You could, more plausibly point to the defeat of the inefficient slave states of the American South by the industrialised North in the Civil War.

But then again, Nazi Germany wasn't known for its tolerance or liberalism, yet it had an atomic weapons programme, pioneered radar, jet engines and rocket propulsion - indeed the man responsible for designing slave-labour-built vengeance weapons for Hitler went on to head the team that put humans on the moon, while his Soviet rival in the space race, Sergei Korolev, was no product of a tolerant, enlightened society, but a former inmate of Stalin's gulags, only reprieved because his talents were needed for the war effort.

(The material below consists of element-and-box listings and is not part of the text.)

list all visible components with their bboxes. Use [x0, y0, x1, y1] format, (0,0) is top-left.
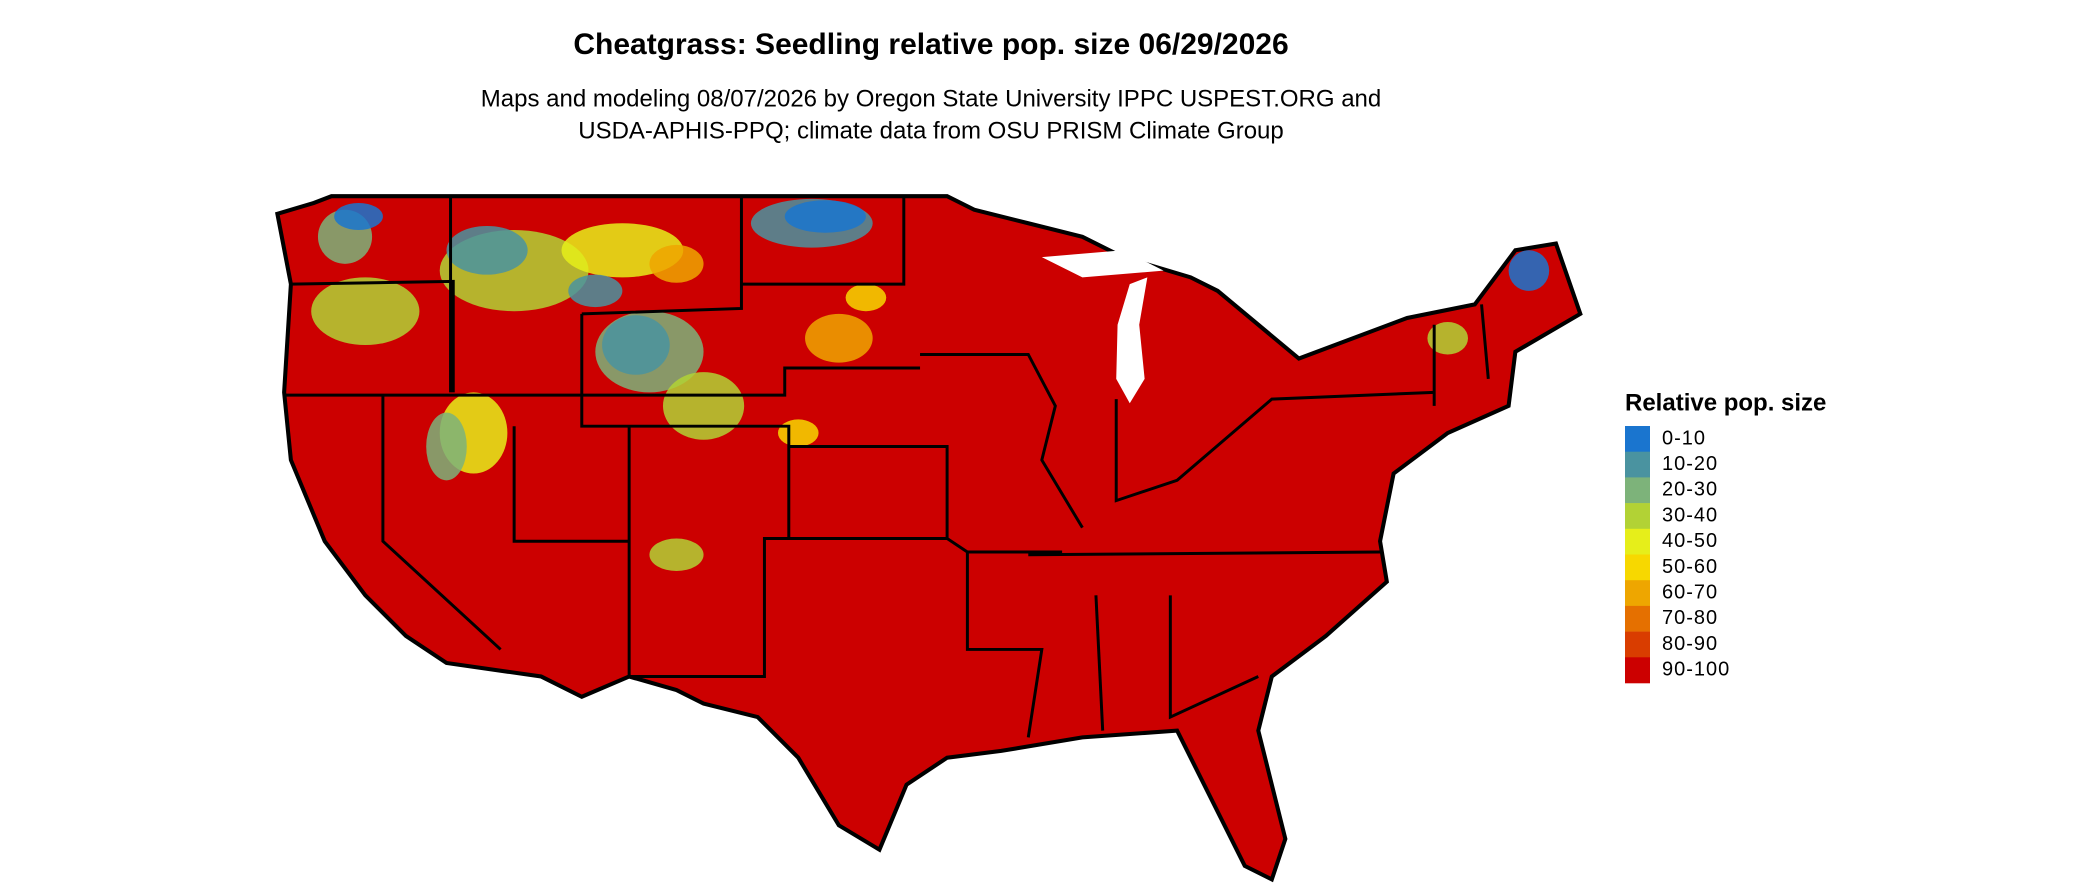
lake — [1041, 250, 1164, 278]
subtitle: USDA-APHIS-PPQ; climate data from OSU PR… — [578, 117, 1284, 144]
legend-swatch — [1625, 451, 1650, 478]
legend-label: 50-60 — [1662, 556, 1718, 578]
us-map — [275, 194, 1583, 883]
patch — [777, 419, 819, 447]
patch — [426, 412, 467, 481]
patch — [649, 244, 704, 283]
legend-swatch — [1625, 528, 1650, 555]
subtitle: Maps and modeling 08/07/2026 by Oregon S… — [481, 85, 1381, 112]
patch — [649, 538, 704, 571]
legend-label: 90-100 — [1662, 659, 1730, 681]
legend-label: 60-70 — [1662, 581, 1718, 603]
patches — [311, 198, 1550, 571]
patch — [568, 274, 623, 308]
state-lines — [284, 196, 1490, 738]
patch — [784, 200, 866, 233]
patch — [602, 315, 670, 375]
legend-label: 40-50 — [1662, 530, 1718, 552]
legend-label: 10-20 — [1662, 453, 1718, 475]
legend-label: 80-90 — [1662, 633, 1718, 655]
lake — [1116, 277, 1148, 404]
patch — [662, 372, 745, 440]
legend-swatch — [1625, 477, 1650, 504]
legend: 0-10 10-20 20-30 30-40 40-50 50-60 60-70 70-80 8… — [1625, 426, 1730, 684]
legend-swatch — [1625, 503, 1650, 530]
legend-swatch — [1625, 426, 1650, 452]
patch — [334, 202, 383, 231]
legend-swatch — [1625, 657, 1650, 684]
legend-label: 30-40 — [1662, 504, 1718, 526]
patch — [311, 277, 420, 346]
legend-label: 0-10 — [1662, 427, 1706, 449]
legend-swatch — [1625, 631, 1650, 658]
patch — [1508, 250, 1550, 291]
legend-title: Relative pop. size — [1625, 389, 1826, 416]
patch — [845, 284, 887, 312]
patch — [1427, 322, 1469, 355]
legend-label: 70-80 — [1662, 607, 1718, 629]
legend-swatch — [1625, 605, 1650, 632]
patch — [805, 313, 873, 363]
legend-swatch — [1625, 580, 1650, 607]
legend-label: 20-30 — [1662, 479, 1718, 501]
legend-swatch — [1625, 554, 1650, 581]
patch — [446, 225, 528, 275]
title: Cheatgrass: Seedling relative pop. size … — [573, 28, 1288, 61]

There's even the Orson Welles' "cuckoo clock" argument that, far from going hand in hand with technical progress, political progress - peace, justice, equity and so on - actually retards it:
You know what the fellow said – in Italy, for thirty years under the Borgias, they had warfare, terror, murder and bloodshed, but they produced Michelangelo, Leonardo da Vinci and the Renaissance. In Switzerland, they had brotherly love, they had five hundred years of democracy and peace – and what did that produce? The cuckoo clock.
The Third Man

Does social and political progress exist as a thing apart from scientific and technical progress? Ultimately it's hard to measure things like justice and an equitable distribution of power, so I wouldn't say this is a sure thing. But I like to think so.